Monitoring jobs
The RTM JobIQ (Grid Heuristics) tab provides LSF users a customizable view of their workload compared to the workload of other users. JobIQ also provides multiple cross sections of both users and cluster-wide data contained in RTM.
JobIQ displays information about all your jobs, and compares those jobs to jobs from all other users. It gives you insight into whether your jobs are running longer than they typically run. Two days of job history give you a view into your running and finished jobs. You can also control your jobs directly including requeue, kill, suspend, and other job actions.
Use JobIQ to determine the status of all of your jobs by queue and project. See how many jobs are running, pending, and suspended, or where your job is in the queue compared to other uses. You can also see the exit reasons for jobs that exited abnormally.
Filter the job view
Customize your view, including the panes to display, and the user to view. You can save those settings for the next time you use the page. The RTM administrator can also set the JobIQ page to be a user's default page on login.
Filter your job view by common problems to show just the information that you want to see. Choose the user, cluster, and queue.
Choose the Views and Charts that you want to see in your JobIQ dashboard.
Limit the amount of rows of information displayed in each table (All, 5, 10, or 20 records), and choose how often to refresh the view (1 - 5 minutes, or never).
See your workload history
View your workload history for the last two days. The Summary view creates the Current Status by Cluster (all Queues) table, which shows pending, running, and suspended jobs in all queues, including the number of jobs finished and exited per hour, hourly throughput, and 5-minute throughput.
View your overall workload across multiple clusters
The Daily Throughput by Cluster table shows totals for finished and exited jobs for the current and previous day. Average TT Today shows the mean turnaround time for all jobs that ran today. Turnaround time is the total number of minutes from job submission to job finish.
- Pending jobs per queue over the jobs that are pending ahead of yours based on the LSF fairshare scheduling dynamic priority. For example, a pending job display of 670 / 230 means that you have 670 pending jobs for your project, and all other users have 230 pending jobs ahead of you in the same queue.
- Running and suspending jobs over other users with running and suspended jobs in the same queue.
- Hourly and 5-minute throughput over other users throughput in the same queue is shown under TPut(1Hr) and TPut(5Min).
- Based on both the runtime heuristics of the 70th percentile of job run time for project in that queue and throughput, Estimate shows an estimate of when your jobs are expected to complete.
- Several warning types are shown in a "stoplight graph". The graph gives status for idle jobs, slow jobs, jobs with dependencies, and memory exceptions.

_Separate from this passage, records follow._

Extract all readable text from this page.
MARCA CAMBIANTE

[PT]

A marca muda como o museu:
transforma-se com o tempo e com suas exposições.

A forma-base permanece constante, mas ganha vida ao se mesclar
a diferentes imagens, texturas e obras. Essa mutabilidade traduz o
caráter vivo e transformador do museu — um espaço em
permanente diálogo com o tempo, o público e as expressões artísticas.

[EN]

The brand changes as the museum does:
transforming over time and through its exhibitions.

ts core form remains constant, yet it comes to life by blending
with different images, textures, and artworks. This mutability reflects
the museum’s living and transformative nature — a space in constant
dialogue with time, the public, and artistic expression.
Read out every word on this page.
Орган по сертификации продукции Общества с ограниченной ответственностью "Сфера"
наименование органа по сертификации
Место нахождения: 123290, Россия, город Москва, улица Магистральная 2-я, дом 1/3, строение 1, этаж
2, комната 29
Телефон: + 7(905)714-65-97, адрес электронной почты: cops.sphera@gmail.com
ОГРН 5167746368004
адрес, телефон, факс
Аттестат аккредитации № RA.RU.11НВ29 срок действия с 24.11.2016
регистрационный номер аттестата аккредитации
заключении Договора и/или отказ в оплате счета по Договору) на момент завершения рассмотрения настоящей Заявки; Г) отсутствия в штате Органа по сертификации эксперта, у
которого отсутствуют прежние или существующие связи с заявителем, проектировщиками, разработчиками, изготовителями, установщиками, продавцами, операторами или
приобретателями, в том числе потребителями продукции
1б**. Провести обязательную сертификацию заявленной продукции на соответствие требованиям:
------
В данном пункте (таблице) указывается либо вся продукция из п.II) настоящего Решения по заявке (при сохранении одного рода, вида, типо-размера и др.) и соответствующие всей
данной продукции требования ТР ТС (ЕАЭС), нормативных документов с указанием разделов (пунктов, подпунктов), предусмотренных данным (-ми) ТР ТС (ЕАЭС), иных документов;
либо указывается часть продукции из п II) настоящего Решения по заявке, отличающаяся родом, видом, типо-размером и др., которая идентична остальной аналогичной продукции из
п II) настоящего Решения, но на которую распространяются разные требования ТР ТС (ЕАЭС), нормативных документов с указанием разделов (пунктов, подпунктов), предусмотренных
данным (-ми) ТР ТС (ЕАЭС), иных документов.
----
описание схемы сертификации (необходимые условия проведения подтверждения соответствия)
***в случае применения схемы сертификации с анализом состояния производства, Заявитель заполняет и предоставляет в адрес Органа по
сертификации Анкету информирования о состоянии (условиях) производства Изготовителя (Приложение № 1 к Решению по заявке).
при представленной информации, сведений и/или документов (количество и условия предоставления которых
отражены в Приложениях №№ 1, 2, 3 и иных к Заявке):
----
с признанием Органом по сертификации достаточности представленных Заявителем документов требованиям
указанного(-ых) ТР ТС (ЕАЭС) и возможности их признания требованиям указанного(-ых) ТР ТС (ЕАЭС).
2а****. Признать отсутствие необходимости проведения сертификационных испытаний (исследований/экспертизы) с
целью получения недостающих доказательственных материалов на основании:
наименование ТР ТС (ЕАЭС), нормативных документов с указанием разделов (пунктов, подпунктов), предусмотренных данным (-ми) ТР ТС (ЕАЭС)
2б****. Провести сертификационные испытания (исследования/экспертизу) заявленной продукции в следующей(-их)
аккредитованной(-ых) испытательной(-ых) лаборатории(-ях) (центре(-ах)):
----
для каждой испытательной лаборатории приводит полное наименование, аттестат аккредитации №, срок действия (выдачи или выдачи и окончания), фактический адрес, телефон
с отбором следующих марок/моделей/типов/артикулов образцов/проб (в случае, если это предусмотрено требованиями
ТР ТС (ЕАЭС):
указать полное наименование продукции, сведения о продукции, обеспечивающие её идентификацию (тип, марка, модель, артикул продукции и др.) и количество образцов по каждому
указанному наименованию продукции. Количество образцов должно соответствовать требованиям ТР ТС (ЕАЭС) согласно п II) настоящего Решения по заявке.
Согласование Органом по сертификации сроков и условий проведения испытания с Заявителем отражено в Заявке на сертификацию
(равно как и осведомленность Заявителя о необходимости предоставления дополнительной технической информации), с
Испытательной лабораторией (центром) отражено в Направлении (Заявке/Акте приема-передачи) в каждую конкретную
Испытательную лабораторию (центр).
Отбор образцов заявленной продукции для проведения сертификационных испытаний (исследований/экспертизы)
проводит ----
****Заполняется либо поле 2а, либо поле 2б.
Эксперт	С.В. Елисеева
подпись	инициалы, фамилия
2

- Idle Jobs is red if you have running jobs that are not using any CPU time
- Long Jobs is red if your jobs exceed the 90th percentile of jobs from the queue and project with the same resource requirements
- Pend Dpnd is yellow if the job has dependencies, and red if you have invalid job dependencies
- Mem Use is yellow if your jobs are using less memory than you reserved and red if your jobs are using much more memory than you reserved
In the Current Status by Queue/Project table, click the name of a queue or project to see charts in the Graphs pane. The graphs also summarize pending, running, and finished jobs for the selected time period. Multiple time series graphs of your workload as compared to others over the time period that is selected in the filter area are displayed. On the General pane, the grid heuristics plug-in provides multiple high-level graphs, by queue, that summarize memory usage and job throughput over the selected time period.
View the resources that your workload is consuming
View the resources that your workload is consuming resources as compared to other users. In the Current Status by Queue/Project table, click the number of jobs that are pending, running, or suspended to show a list of jobs in that state. In the page, filter the job list by cluster, queue, project, or job status, and export the table to a .csv file for further analysis. Warning status for each job is shown in the list: idle jobs, slow jobs, jobs with dependencies, and memory exceptions
Click a job ID in the job listing table to see details about that job.
In the job details view, use Job Graphs to see graphs of resource usage for the job. The graphs show memory consumption, CPU time, and running process IDs (PIDs) for the job, and the variation over time for those resources. The Hosts Graphs shows various host-based statistics for the job.
View license usage
The Feature Checkouts for User table allows you to examine license usage by user. The page also contains a column to show checked out licenses.
View Pending Reasons by Queue
The View Pending Reasons by Queue for User table displays the number of pending jobs per user and their reasons, as well as the time spent pending.
See which jobs have exceptions
Choose Exit Analysis to get insight into potential problem jobs. The Exit Analysis by Queue/Project table shows Jobs that have either runtime, idling, or memory exceptions over the last day. You can then drill down to control those jobs. The exit analysis page shows the number of jobs that exited and the LSF exit reason.
Control your jobs
In the Choose an action menu to control any of your jobs in the list. Move jobs up and down in the queue, switch jobs to another queue, force jobs to run now (with appropriate permission), suspend, resume, kill, requeue, or signal jobs.